Not everyone is on board. Critics claim merging the exams could dilute the depth of each field’s preparation. “If you put physics, biology, and applied maths in the same room, you risk overcharging the exam or hurting specialist content,” one senior professor warned. Others fear logistical nightmares: a single test of that scale would demand next‑generation infrastructure and robust security protocols, all while the educational system grapples with high‑stakes exam leaks and mounting student anxiety.

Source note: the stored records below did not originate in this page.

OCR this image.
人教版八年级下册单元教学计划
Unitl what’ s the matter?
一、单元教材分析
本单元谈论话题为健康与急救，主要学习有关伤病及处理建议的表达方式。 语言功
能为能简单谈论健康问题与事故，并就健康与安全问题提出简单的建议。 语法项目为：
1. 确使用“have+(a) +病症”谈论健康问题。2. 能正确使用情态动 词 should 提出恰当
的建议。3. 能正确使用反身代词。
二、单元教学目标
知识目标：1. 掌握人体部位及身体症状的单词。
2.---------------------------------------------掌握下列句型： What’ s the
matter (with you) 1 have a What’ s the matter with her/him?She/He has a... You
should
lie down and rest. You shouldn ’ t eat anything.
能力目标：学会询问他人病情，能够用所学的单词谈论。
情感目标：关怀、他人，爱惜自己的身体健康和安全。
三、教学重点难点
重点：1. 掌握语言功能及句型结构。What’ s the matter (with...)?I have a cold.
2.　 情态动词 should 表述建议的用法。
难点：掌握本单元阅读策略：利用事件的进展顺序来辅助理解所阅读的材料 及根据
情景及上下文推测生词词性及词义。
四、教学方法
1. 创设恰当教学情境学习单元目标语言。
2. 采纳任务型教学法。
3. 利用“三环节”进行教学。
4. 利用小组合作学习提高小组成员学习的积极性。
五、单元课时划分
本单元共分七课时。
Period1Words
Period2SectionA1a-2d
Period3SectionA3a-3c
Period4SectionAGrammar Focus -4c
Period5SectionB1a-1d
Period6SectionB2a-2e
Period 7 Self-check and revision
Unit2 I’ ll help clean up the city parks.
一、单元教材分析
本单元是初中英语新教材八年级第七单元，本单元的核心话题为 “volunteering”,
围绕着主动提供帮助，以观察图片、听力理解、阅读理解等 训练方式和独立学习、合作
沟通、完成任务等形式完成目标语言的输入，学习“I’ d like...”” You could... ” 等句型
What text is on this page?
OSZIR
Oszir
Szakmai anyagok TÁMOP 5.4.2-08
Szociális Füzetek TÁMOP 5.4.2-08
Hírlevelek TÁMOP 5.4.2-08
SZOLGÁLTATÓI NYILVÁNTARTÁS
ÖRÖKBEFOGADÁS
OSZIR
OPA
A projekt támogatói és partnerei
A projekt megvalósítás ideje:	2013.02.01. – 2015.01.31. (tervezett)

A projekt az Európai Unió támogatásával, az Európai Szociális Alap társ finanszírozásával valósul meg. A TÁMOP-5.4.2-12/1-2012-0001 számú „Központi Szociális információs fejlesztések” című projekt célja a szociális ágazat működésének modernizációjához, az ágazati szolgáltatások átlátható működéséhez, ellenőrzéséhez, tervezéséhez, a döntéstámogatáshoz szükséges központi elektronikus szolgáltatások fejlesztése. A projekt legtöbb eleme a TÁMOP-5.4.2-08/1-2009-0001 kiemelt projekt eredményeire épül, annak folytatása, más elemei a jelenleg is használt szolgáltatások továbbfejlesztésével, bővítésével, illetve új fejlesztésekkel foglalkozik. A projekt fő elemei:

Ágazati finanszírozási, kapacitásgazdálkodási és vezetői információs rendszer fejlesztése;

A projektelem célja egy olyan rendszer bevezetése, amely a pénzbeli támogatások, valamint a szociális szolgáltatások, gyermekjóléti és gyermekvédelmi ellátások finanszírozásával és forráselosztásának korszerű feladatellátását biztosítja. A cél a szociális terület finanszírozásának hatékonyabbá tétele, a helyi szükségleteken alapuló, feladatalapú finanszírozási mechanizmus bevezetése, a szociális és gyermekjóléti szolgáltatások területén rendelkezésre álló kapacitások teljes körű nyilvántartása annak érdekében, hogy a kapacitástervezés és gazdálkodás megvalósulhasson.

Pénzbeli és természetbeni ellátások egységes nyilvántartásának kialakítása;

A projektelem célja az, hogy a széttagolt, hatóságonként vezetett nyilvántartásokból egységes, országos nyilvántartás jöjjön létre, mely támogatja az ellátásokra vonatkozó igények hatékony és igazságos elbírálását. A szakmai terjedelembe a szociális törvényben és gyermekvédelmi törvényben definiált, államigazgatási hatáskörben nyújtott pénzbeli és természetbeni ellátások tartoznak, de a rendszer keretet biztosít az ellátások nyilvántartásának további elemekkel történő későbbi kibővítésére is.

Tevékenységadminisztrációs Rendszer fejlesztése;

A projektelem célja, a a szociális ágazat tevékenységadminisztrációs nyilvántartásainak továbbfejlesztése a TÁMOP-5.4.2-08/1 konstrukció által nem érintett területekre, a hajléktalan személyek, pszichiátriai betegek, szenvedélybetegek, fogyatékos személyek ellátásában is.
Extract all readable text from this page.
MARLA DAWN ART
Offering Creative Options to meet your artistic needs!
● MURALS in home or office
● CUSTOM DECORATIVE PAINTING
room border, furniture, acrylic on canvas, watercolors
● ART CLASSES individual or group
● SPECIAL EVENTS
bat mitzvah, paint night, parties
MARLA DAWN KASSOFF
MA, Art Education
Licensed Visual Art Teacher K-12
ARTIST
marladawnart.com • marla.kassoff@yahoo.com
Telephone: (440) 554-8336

The government, however, is listening. A white paper drafted this month lists the committee’s recommendations and quotes parliamentarians backing the “single test” idea. It stays silent on timelines but hints that the next academic cycle may see the framework in action. Meanwhile, the National Testing Agency has pledged to roll out pilots for a joint exam by 2026, right in time for the next intake.
For students, the stakes are high. A unified exam could mean less confusion but also a heavier lift if the test becomes broader. The question now is whether the promise of a single test outweighs the risk of shuffling a complex puzzle into one box.
Will India’s exam culture shift into a single national test, or will the current bifurcated system survive the scrutiny? The answer could reshape the future of higher‑education admissions for generations to come.